Two-dimensional flagellar synchronization in viscoelastic fluids

TL;DR

This paper analytically demonstrates that in viscoelastic fluids, symmetric swimmers can synchronize their flagella more rapidly and stably than in Newtonian fluids, due to polymeric stresses removing previous asymmetry constraints.

Contribution

It introduces a two-dimensional model showing that viscoelasticity enables symmetric flagellar synchronization, unlike in Newtonian fluids where asymmetry is required.

Findings

Synchronization occurs faster in viscoelastic fluids.

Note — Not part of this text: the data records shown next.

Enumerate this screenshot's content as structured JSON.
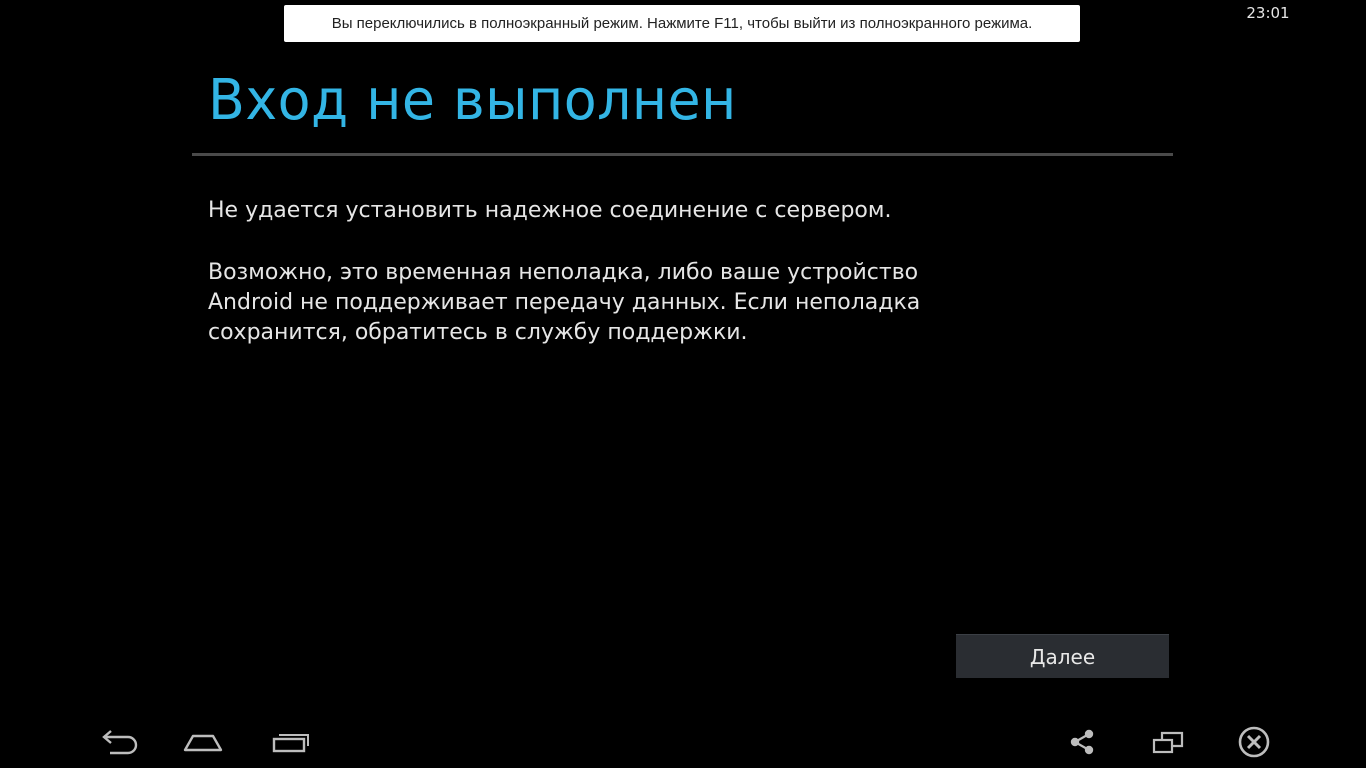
{
  "browser": {
    "fullscreen_notice": "Вы переключились в полноэкранный режим. Нажмите F11, чтобы выйти из полноэкранного режима."
  },
  "status_bar": {
    "time": "23:01"
  },
  "dialog": {
    "title": "Вход не выполнен",
    "message_1": "Не удается установить надежное соединение с сервером.",
    "message_2": "Возможно, это временная неполадка, либо ваше устройство Android не поддерживает передачу данных. Если неполадка сохранится, обратитесь в службу поддержки.",
    "next_label": "Далее"
  },
  "colors": {
    "accent": "#33b5e5",
    "background": "#000000",
    "button": "#2a2d32"
  },
  "nav_bar": {
    "icons": [
      "back-icon",
      "home-icon",
      "recent-apps-icon",
      "share-icon",
      "window-icon",
      "close-icon"
    ]
  }
}
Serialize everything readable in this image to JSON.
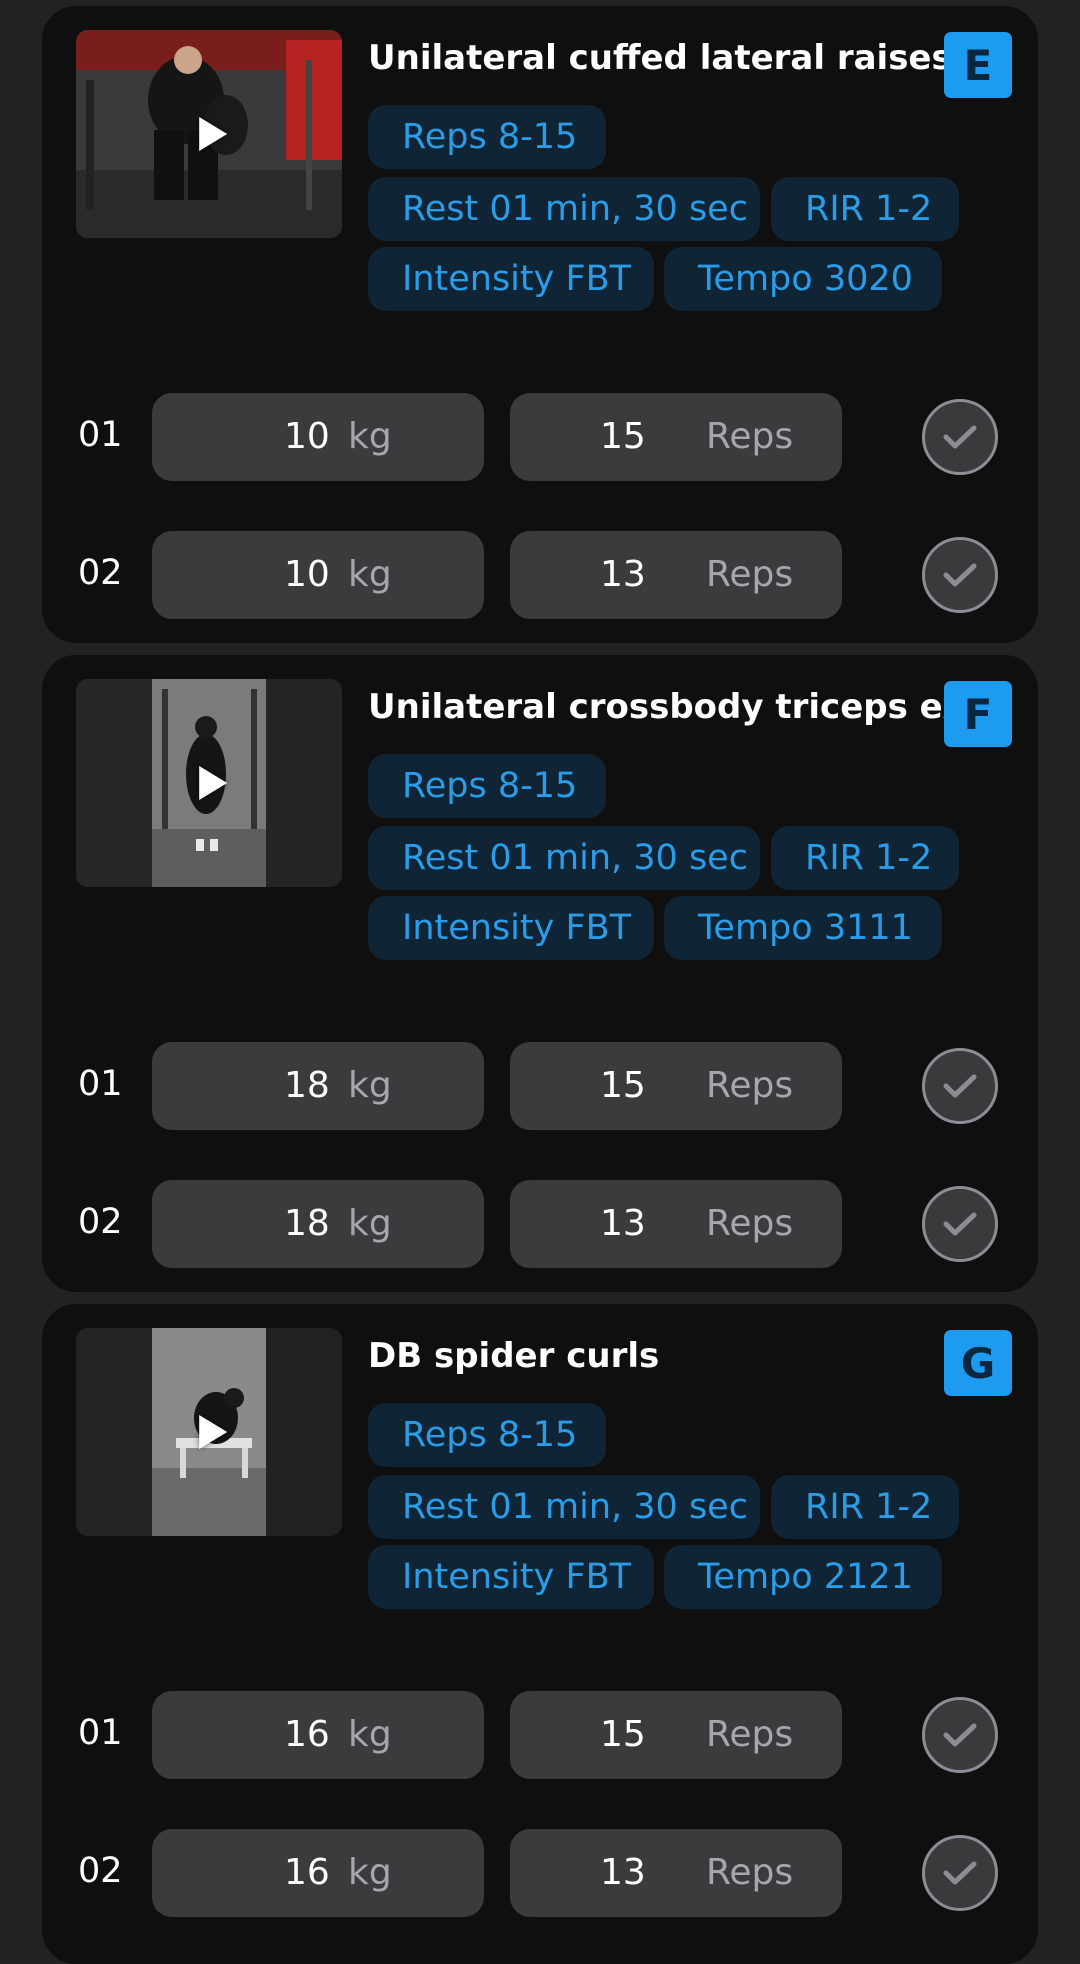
{
  "exercises": [
    {
      "title": "Unilateral cuffed lateral raises",
      "letter": "E",
      "chips": {
        "reps": "Reps 8-15",
        "rest": "Rest 01 min, 30 sec",
        "rir": "RIR 1-2",
        "intensity": "Intensity FBT",
        "tempo": "Tempo 3020"
      },
      "sets": [
        {
          "num": "01",
          "weight": "10",
          "weight_unit": "kg",
          "reps": "15",
          "reps_unit": "Reps"
        },
        {
          "num": "02",
          "weight": "10",
          "weight_unit": "kg",
          "reps": "13",
          "reps_unit": "Reps"
        }
      ]
    },
    {
      "title": "Unilateral crossbody triceps ext",
      "letter": "F",
      "chips": {
        "reps": "Reps 8-15",
        "rest": "Rest 01 min, 30 sec",
        "rir": "RIR 1-2",
        "intensity": "Intensity FBT",
        "tempo": "Tempo 3111"
      },
      "sets": [
        {
          "num": "01",
          "weight": "18",
          "weight_unit": "kg",
          "reps": "15",
          "reps_unit": "Reps"
        },
        {
          "num": "02",
          "weight": "18",
          "weight_unit": "kg",
          "reps": "13",
          "reps_unit": "Reps"
        }
      ]
    },
    {
      "title": "DB spider curls",
      "letter": "G",
      "chips": {
        "reps": "Reps 8-15",
        "rest": "Rest 01 min, 30 sec",
        "rir": "RIR 1-2",
        "intensity": "Intensity FBT",
        "tempo": "Tempo 2121"
      },
      "sets": [
        {
          "num": "01",
          "weight": "16",
          "weight_unit": "kg",
          "reps": "15",
          "reps_unit": "Reps"
        },
        {
          "num": "02",
          "weight": "16",
          "weight_unit": "kg",
          "reps": "13",
          "reps_unit": "Reps"
        }
      ]
    }
  ],
  "colors": {
    "accent": "#1d9bf0",
    "chip_text": "#2a9ce8",
    "chip_bg": "#0f2434",
    "card_bg": "#0f0f10",
    "page_bg": "#222224",
    "field_bg": "#3b3b3e"
  },
  "icons": {
    "thumbnail_overlay": "play-icon",
    "set_action": "check-icon"
  }
}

Symmetric swimmers can synchronize without asymmetry.

Stable in-phase conformation minimizes energy dissipation.

Abstract

Experimental studies have demonstrated that spermatozoa synchronize their flagella when swimming in close proximity. In a Newtonian fluid, it was shown theoretically that such synchronization arises passively due to hydrodynamic forces between the two swimmers if their waveforms exhibit a front-back geometrical asymmetry. Motivated by the fact that most biological fluids possess a polymeric microstructure, we address here synchronization in a viscoelastic fluid analytically. Using a two-dimensional infinite sheet model we show that the presence of polymeric stresses removes the geometrical asymmetry constraint, and therefore even symmetric swimmers synchronize. Such synchronization occurs on asymptotically faster time scales than in a Newtonian fluid, and the swimmers are seen to be driven into a stable in-phase conformation minimizing the energy dissipated in the surrounding fluid.